El exdirector del Sename advirtió sobre la “paradoja de quienes creen que se puede enseñar a vivir en libertad encerrando a las personas”. Explicó que mantener a un menor de edad durante años en un régimen cerrado solo fortalece el “contexto criminógeno”, donde el joven debe adaptarse a lógicas carcelarias de supervivencia y entra en contacto con pares más avezados, convirtiendo la prisión en una verdadera “escuela del delito”.

En contraposición, Estrada emplazó a los actores políticos a enfocar los esfuerzos en las verdaderas raíces de la criminalidad temprana. Para el especialista, la respuesta estatal debe priorizar la mejora de las condiciones habitacionales y asegurar programas integrales y efectivos para frenar la deserción escolar.
Asimismo, subrayó la urgencia de fortalecer la salud mental pública para abordar los traumas derivados del maltrato infantil o el consumo de drogas intrafamiliar, denunciando que “hoy día tenemos muy poquitas horas de médicos psiquiatras infanto-juveniles en el sistema público”. A este escenario de vulnerabilidad se suma la profunda ausencia de cuidados; el académico señaló que la sociedad chilena hace “la vista gorda” frente a miles de niños que crecen solos porque sus madres y padres deben salir a trabajar obligadas por la falta de recursos, creando así el “caldo de cultivo” perfecto para la delincuencia y el reclutamiento de las bandas organizadas.
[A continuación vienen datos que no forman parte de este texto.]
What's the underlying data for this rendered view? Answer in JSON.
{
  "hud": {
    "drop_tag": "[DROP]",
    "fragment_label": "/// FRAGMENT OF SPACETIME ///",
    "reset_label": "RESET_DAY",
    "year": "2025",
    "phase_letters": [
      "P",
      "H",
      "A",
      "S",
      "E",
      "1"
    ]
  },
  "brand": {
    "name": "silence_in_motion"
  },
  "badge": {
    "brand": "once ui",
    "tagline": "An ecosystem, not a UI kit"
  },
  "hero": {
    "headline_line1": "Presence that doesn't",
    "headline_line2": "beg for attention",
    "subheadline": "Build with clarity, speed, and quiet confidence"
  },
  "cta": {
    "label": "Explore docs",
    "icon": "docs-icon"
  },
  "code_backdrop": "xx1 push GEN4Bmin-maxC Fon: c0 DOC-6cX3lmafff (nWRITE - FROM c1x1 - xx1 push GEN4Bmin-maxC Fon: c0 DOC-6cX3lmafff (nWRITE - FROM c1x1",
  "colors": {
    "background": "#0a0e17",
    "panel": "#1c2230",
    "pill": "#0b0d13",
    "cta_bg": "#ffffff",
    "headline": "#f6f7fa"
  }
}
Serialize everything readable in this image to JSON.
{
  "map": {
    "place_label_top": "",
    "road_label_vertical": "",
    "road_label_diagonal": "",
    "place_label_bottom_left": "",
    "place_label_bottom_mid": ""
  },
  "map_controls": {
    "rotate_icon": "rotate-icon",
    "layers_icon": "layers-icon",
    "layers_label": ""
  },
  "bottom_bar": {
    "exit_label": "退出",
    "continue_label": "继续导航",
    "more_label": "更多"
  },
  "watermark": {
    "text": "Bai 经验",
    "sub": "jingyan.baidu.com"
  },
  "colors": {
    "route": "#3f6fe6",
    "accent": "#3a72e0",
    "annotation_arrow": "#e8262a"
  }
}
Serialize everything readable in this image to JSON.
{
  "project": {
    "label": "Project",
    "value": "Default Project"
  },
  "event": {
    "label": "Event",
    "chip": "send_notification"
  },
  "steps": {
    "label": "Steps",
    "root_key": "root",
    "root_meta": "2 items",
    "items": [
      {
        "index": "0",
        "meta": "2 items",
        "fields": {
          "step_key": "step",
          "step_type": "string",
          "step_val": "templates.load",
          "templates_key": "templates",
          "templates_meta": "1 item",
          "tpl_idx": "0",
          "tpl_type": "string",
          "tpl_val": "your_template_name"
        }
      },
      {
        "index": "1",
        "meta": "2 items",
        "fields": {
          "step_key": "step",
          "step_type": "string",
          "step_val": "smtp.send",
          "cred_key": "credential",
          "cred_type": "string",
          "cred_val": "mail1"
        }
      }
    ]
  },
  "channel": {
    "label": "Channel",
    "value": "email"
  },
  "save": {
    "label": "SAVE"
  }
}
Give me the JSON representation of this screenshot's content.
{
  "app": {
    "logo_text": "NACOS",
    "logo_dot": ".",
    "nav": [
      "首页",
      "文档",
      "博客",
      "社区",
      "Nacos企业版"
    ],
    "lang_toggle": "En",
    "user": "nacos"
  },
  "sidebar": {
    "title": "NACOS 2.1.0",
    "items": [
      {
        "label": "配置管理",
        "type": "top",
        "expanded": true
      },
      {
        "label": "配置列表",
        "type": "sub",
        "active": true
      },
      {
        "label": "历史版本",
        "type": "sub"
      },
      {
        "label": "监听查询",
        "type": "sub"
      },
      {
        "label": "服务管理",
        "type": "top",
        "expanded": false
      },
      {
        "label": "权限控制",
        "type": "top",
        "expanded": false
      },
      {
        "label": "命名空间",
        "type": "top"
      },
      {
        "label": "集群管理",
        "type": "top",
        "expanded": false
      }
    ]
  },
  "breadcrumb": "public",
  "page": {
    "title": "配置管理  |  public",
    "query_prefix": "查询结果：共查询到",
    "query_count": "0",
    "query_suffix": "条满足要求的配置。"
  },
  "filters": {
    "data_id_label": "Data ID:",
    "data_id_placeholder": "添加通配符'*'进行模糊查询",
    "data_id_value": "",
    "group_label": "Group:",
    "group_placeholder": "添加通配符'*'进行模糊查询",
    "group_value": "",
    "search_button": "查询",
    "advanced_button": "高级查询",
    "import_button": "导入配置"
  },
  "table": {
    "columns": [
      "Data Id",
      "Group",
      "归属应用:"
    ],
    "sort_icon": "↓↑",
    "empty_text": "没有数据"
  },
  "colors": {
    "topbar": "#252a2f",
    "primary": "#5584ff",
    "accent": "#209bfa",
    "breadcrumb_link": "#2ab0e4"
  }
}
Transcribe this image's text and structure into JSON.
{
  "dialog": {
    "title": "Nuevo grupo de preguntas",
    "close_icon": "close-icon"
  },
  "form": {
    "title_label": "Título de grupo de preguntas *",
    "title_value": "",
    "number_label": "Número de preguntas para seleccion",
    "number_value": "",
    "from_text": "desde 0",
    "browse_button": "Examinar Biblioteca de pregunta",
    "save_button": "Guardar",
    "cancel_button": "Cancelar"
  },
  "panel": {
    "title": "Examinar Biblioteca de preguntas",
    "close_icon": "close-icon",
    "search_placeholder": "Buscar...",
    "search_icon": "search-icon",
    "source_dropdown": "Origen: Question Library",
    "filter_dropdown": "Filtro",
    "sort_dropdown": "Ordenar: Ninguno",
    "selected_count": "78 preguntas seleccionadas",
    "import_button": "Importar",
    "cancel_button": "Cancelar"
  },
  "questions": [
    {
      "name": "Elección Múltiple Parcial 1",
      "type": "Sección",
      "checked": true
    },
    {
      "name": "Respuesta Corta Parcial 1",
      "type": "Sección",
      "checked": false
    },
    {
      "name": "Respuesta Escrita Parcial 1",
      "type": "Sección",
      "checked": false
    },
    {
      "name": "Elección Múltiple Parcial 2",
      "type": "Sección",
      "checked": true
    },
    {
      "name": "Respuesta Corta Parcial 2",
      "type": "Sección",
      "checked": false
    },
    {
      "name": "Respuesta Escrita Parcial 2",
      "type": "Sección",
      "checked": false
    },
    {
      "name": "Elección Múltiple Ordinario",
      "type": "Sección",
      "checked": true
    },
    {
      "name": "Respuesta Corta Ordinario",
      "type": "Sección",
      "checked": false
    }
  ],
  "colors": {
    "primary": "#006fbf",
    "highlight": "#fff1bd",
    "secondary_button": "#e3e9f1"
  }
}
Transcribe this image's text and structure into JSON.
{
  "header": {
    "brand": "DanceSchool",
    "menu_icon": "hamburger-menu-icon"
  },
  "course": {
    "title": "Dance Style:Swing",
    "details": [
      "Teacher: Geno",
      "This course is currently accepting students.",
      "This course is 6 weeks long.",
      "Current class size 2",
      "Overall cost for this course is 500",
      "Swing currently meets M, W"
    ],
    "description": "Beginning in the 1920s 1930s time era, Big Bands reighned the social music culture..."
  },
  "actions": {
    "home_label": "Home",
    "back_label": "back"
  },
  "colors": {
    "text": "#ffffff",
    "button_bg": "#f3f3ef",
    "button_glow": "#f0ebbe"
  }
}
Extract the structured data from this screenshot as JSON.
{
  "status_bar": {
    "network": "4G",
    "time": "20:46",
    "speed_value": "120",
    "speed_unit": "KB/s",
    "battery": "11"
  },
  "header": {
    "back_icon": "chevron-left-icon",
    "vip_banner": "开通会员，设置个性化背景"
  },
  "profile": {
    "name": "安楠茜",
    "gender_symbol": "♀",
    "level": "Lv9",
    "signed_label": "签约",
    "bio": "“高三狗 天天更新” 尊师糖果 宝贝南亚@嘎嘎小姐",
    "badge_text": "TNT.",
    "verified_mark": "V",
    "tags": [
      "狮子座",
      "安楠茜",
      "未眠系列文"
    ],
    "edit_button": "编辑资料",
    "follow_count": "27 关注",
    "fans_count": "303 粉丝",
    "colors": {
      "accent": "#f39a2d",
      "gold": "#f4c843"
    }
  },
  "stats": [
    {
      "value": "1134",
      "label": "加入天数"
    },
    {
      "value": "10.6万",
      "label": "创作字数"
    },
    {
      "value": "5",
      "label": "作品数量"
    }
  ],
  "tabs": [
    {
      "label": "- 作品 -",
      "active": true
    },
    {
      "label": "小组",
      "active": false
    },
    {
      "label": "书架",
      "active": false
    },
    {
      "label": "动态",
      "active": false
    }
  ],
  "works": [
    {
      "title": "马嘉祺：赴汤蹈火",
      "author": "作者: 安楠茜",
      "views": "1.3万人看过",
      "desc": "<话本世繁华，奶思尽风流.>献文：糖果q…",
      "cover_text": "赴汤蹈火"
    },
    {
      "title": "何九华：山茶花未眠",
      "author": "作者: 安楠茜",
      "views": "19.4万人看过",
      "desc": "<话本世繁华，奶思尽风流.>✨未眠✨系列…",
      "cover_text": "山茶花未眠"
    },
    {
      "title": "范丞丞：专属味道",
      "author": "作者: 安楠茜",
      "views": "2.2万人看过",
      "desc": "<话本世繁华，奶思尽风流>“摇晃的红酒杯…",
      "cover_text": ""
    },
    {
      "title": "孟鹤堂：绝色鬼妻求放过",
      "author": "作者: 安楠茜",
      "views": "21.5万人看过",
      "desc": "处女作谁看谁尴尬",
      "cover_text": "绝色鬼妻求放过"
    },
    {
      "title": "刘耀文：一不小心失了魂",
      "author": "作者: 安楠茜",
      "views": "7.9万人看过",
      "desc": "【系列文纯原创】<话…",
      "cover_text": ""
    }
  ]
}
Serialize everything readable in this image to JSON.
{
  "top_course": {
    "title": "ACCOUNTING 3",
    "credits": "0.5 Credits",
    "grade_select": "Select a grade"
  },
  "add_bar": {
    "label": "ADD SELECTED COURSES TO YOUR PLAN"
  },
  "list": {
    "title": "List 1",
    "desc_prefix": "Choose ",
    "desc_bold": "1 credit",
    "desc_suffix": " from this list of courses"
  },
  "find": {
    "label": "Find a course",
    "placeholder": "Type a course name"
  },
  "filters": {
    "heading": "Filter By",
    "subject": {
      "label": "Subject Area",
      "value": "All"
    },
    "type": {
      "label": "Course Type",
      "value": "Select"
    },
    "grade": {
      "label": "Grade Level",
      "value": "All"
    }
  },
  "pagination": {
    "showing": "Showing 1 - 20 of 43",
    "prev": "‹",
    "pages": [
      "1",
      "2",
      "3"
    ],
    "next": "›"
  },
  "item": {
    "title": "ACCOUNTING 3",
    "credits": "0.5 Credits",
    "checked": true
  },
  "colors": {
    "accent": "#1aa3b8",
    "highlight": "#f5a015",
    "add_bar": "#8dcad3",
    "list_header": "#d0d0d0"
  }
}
La defensa del nuevo modelo y críticas al Gobierno
El académico mostró su preocupación por las “propuestas de último minuto” y las urgencias legislativas impulsadas por el Gobierno, las cuales priorizan la internación cerrada. A su juicio, estas decisiones rompen con un acuerdo transversal que se había construido durante administraciones anteriores (el segundo gobierno de Michelle Bachelet y el segundo de Sebastián Piñera) reflejadas en la Ley 21.527 que creó el nuevo Servicio de Reinserción Social Juvenil.
“Estas propuestas de último minuto se alejan de ese amplio consenso y parecen intencionadas, pero muy poco informadas en torno a los medios para alcanzar esos fines que se pretenden”, fustigó.

Estrada también aprovechó de rectificar declaraciones recientes del Ejecutivo sobre el desempeño de la nueva institucionalidad, que recién en enero de este año entró en vigencia en la Región Metropolitana, Valparaíso y O’Higgins.
“Me llama la atención que el ministro de Justicia ha señalado que hay programas del nuevo servicio que se van a recortar en presupuesto porque están mal evaluados. Yo veo que el ministro está mal informado. Basta que revise la página de la Dipres para encontrar que ningún programa del nuevo servicio de reinserción juvenil ha sido evaluado aún“, aclaró.
En esa línea, el abogado destacó que las herramientas para tener mejores resultados ya están en marcha en el sistema judicial. Mencionó la implementación de jueces, fiscales y defensores especializados, junto con programas de intervención basados en estrictos estándares técnicos elaborados desde 2023. Factores que, insistió, necesitan tiempo para mostrar resultados frente a la constante presión de la agenda coyuntural.